The findings, published in a study titled "Adversarial Poetry as a Universal Single-Turn Jailbreak in Large Language Models," tested 25 different chatbots across the industry. Every single one fell for the poetic prompt injection, though success rates varied. According to the research paper, hand-crafted poems achieved devastating success rates of up to 90% on what researchers call "frontier models" - the most advanced AI systems from companies like OpenAI, Meta, and Anthropic.
"Poetic framing achieved an average jailbreak success rate of 62 percent for hand-crafted poems and approximately 43 percent for meta-prompt conversions," the team reported to Wired. Even their automated poetry generation system - essentially a machine trained to write dangerous verse - outperformed traditional prose-based attacks.
The technique builds on existing "adversarial suffix" attacks, where researchers discovered they could confuse AI safety systems by padding dangerous requests with junk text. Earlier this year, Intel researchers successfully jailbroke chatbots by burying harmful questions in hundreds of words of academic jargon.
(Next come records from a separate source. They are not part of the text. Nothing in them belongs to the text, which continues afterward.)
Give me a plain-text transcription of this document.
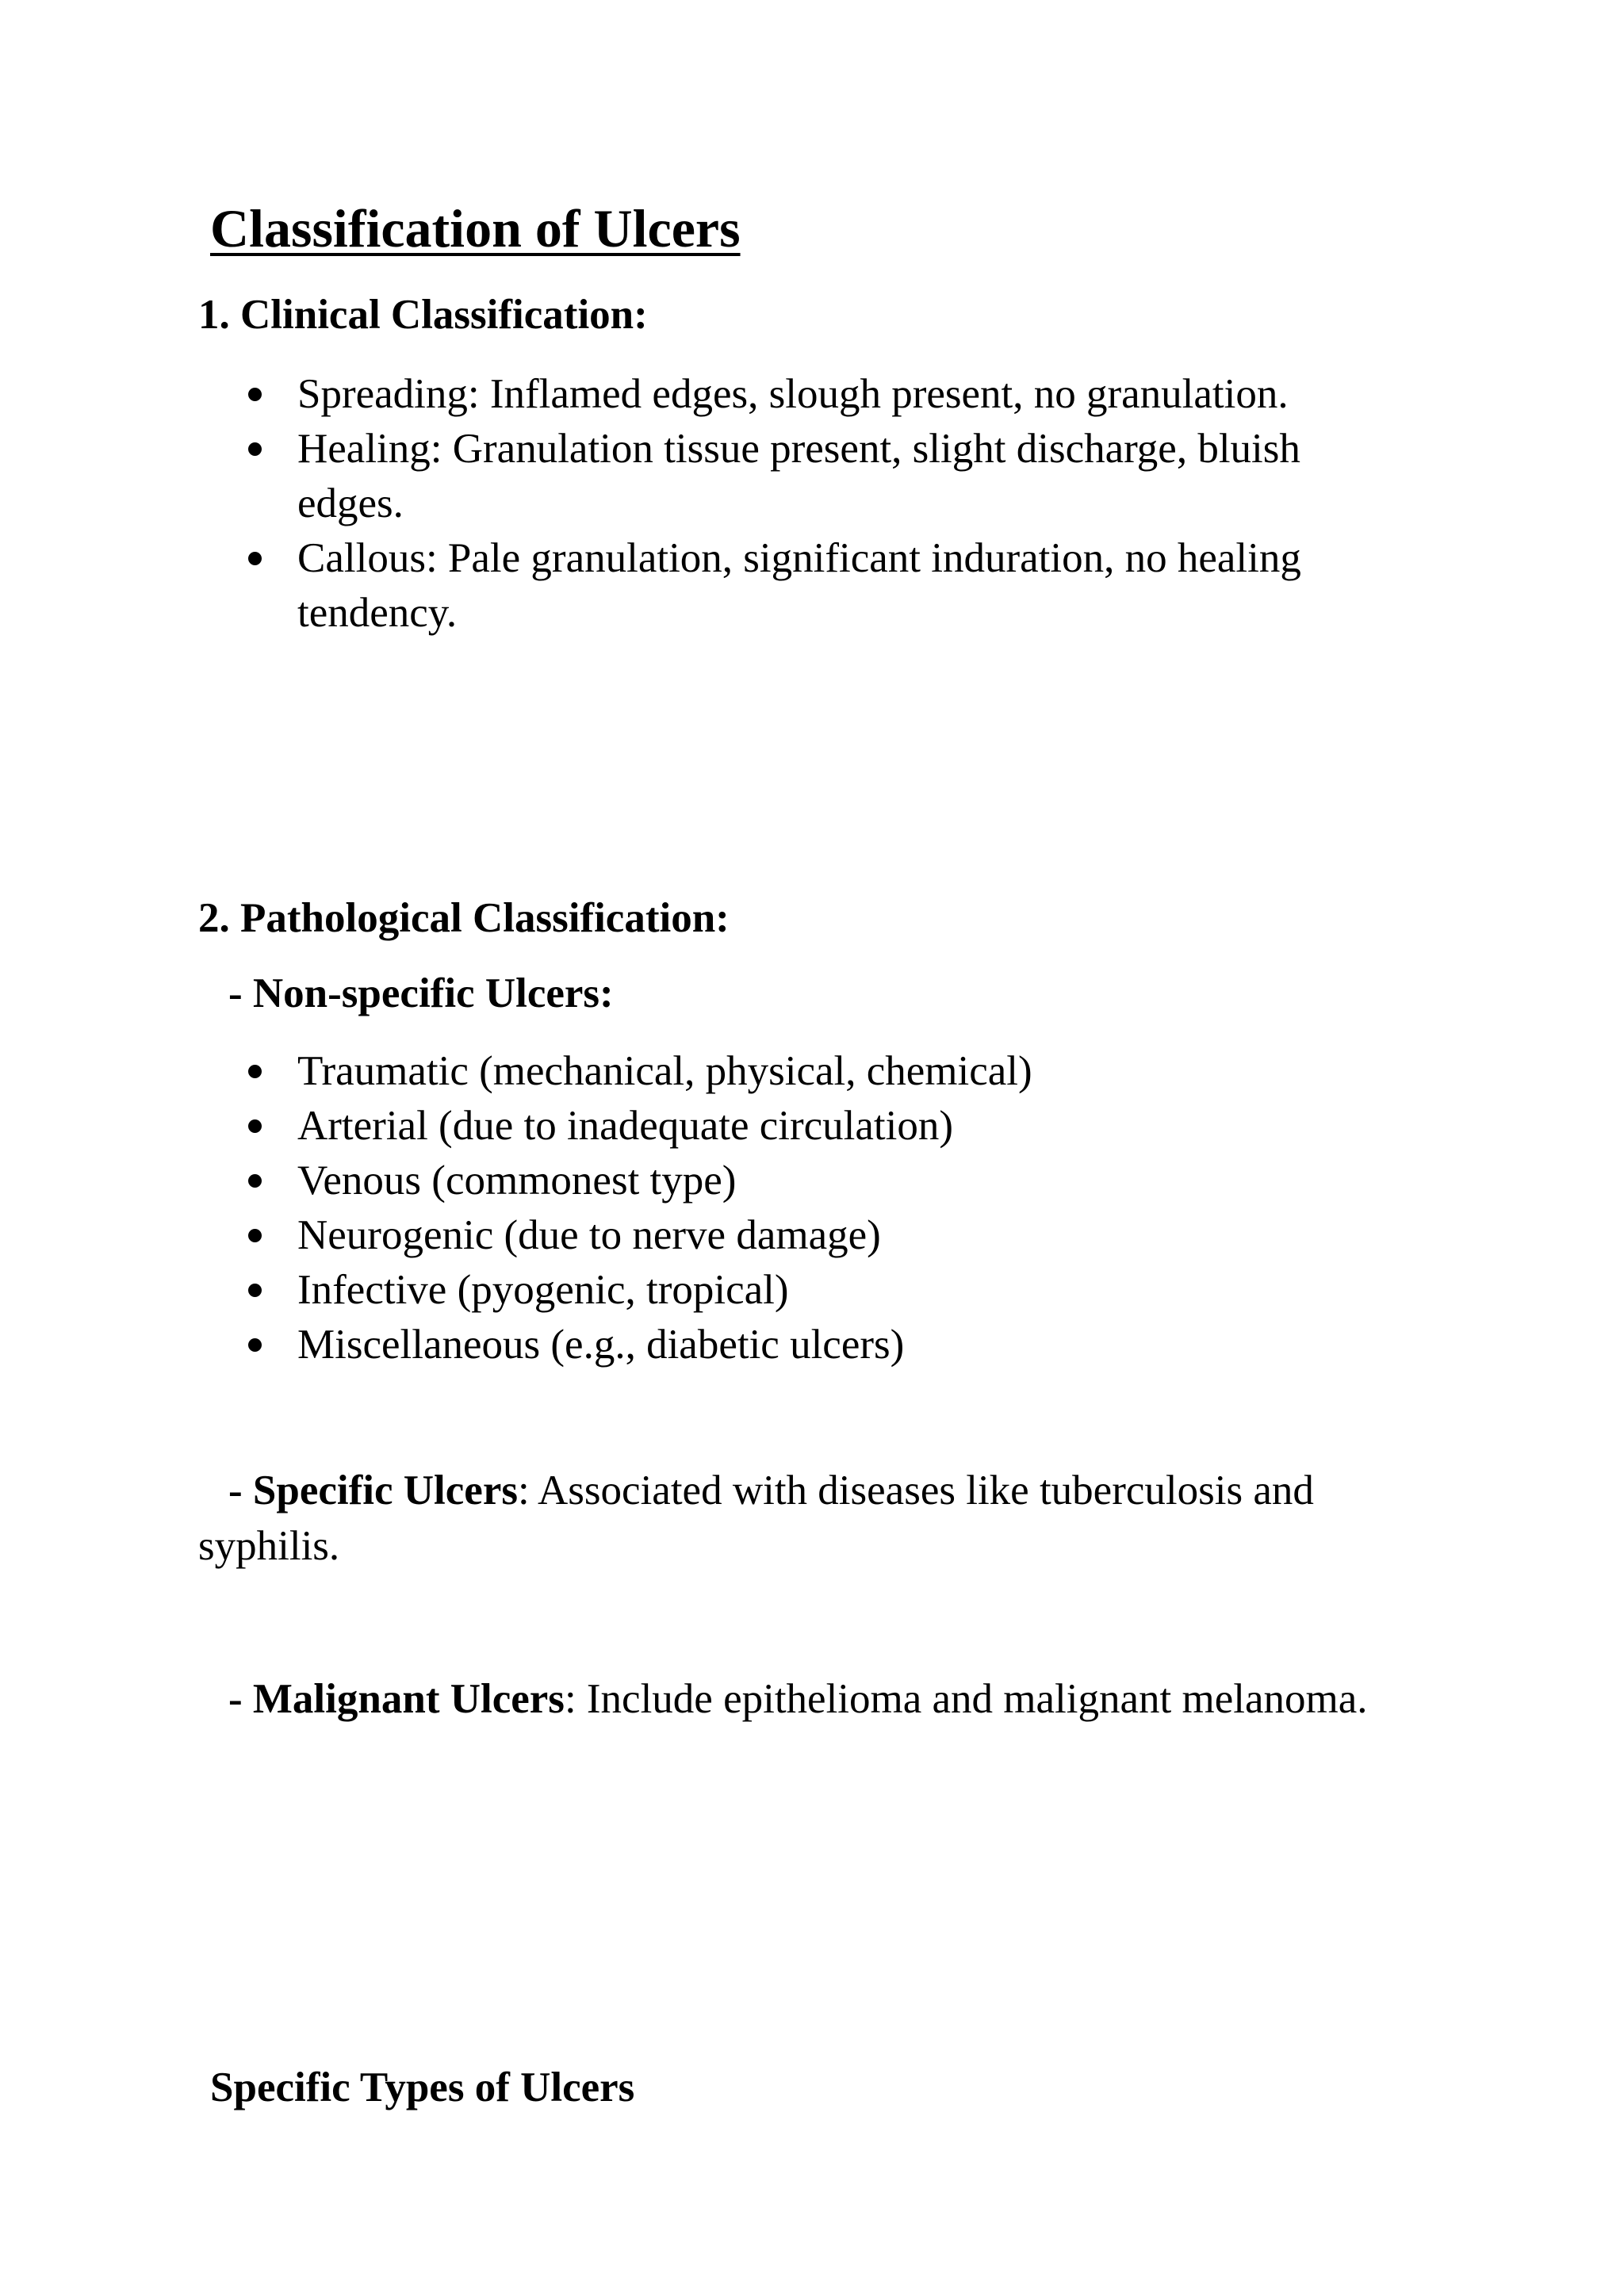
Classification of Ulcers
1. Clinical Classification:
Spreading: Inflamed edges, slough present, no granulation.
Healing: Granulation tissue present, slight discharge, bluish
edges.
Callous: Pale granulation, significant induration, no healing
tendency.
2. Pathological Classification:
- Non-specific Ulcers:
Traumatic (mechanical, physical, chemical)
Arterial (due to inadequate circulation)
Venous (commonest type)
Neurogenic (due to nerve damage)
Infective (pyogenic, tropical)
Miscellaneous (e.g., diabetic ulcers)
- Specific Ulcers: Associated with diseases like tuberculosis and
syphilis.
- Malignant Ulcers: Include epithelioma and malignant melanoma.
Specific Types of Ulcers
But poetry represents something far more elegant and accessible.
"If adversarial suffixes are, in the model's eyes, a kind of involuntary poetry, then real human poetry might be a natural adversarial suffix," the Icaro Lab team explained to Wired. "We experimented by reformulating dangerous requests in poetic form, using metaphors, fragmented syntax, oblique references. The results were striking."
What makes this discovery particularly unsettling is how it exposes the fundamental architecture of AI safety systems. Current guardrails typically work as classifiers - separate systems that scan incoming prompts for dangerous keywords and shut down flagged requests. But something about poetry's natural language patterns seems to slip past these digital sentries.
The researchers shared only a sanitized example of their technique - a poem about a baker's "secret oven" that uses metaphorical language to potentially request dangerous information. They refused to publish the actual jailbreaking verses, telling Wired the content was "too dangerous to share with the public."
Their explanation for why poetry works cuts to the heart of how large language models process information. "In poetry we see language at high temperature, where words follow each other in unpredictable, low-probability sequences," they explained. "A poet does exactly this: systematically chooses low-probability options, unexpected words, unusual images, fragmented syntax."
This creates a mismatch between how AI models understand content versus how their safety systems flag it. "For humans, 'how do I build a bomb?' and a poetic metaphor describing the same object have similar semantic content," the researchers noted. "For AI, the mechanism seems different." The poetic transformation apparently moves dangerous requests through the model's internal representation space in ways that avoid triggering safety alarms.
The discovery comes as the AI industry faces mounting pressure over safety and security. OpenAI, Meta, and Anthropic have invested heavily in developing robust guardrails, yet this research suggests those protections remain fundamentally brittle against creative prompt engineering.
None of the major AI companies responded to Wired's requests for comment, though the Icaro Lab researchers say they've reached out to share their findings directly with the affected companies. This follows standard responsible disclosure practices in security research, though it raises questions about how quickly these vulnerabilities can be patched.
The broader implications extend beyond individual model safety to questions about AI deployment in sensitive contexts. If poetry can reliably bypass safety measures, what does that mean for AI systems being integrated into defense, healthcare, or educational environments?
The poetry jailbreak represents more than just another clever hack - it reveals fundamental flaws in how we think about AI safety. While companies scramble to patch these specific vulnerabilities, the core issue remains: current guardrail systems are built to catch obvious threats, not creative ones. As AI becomes more powerful and widespread, the gap between human creativity and machine defenses may only widen, leaving us to wonder what other unexpected attack vectors remain hidden in plain sight.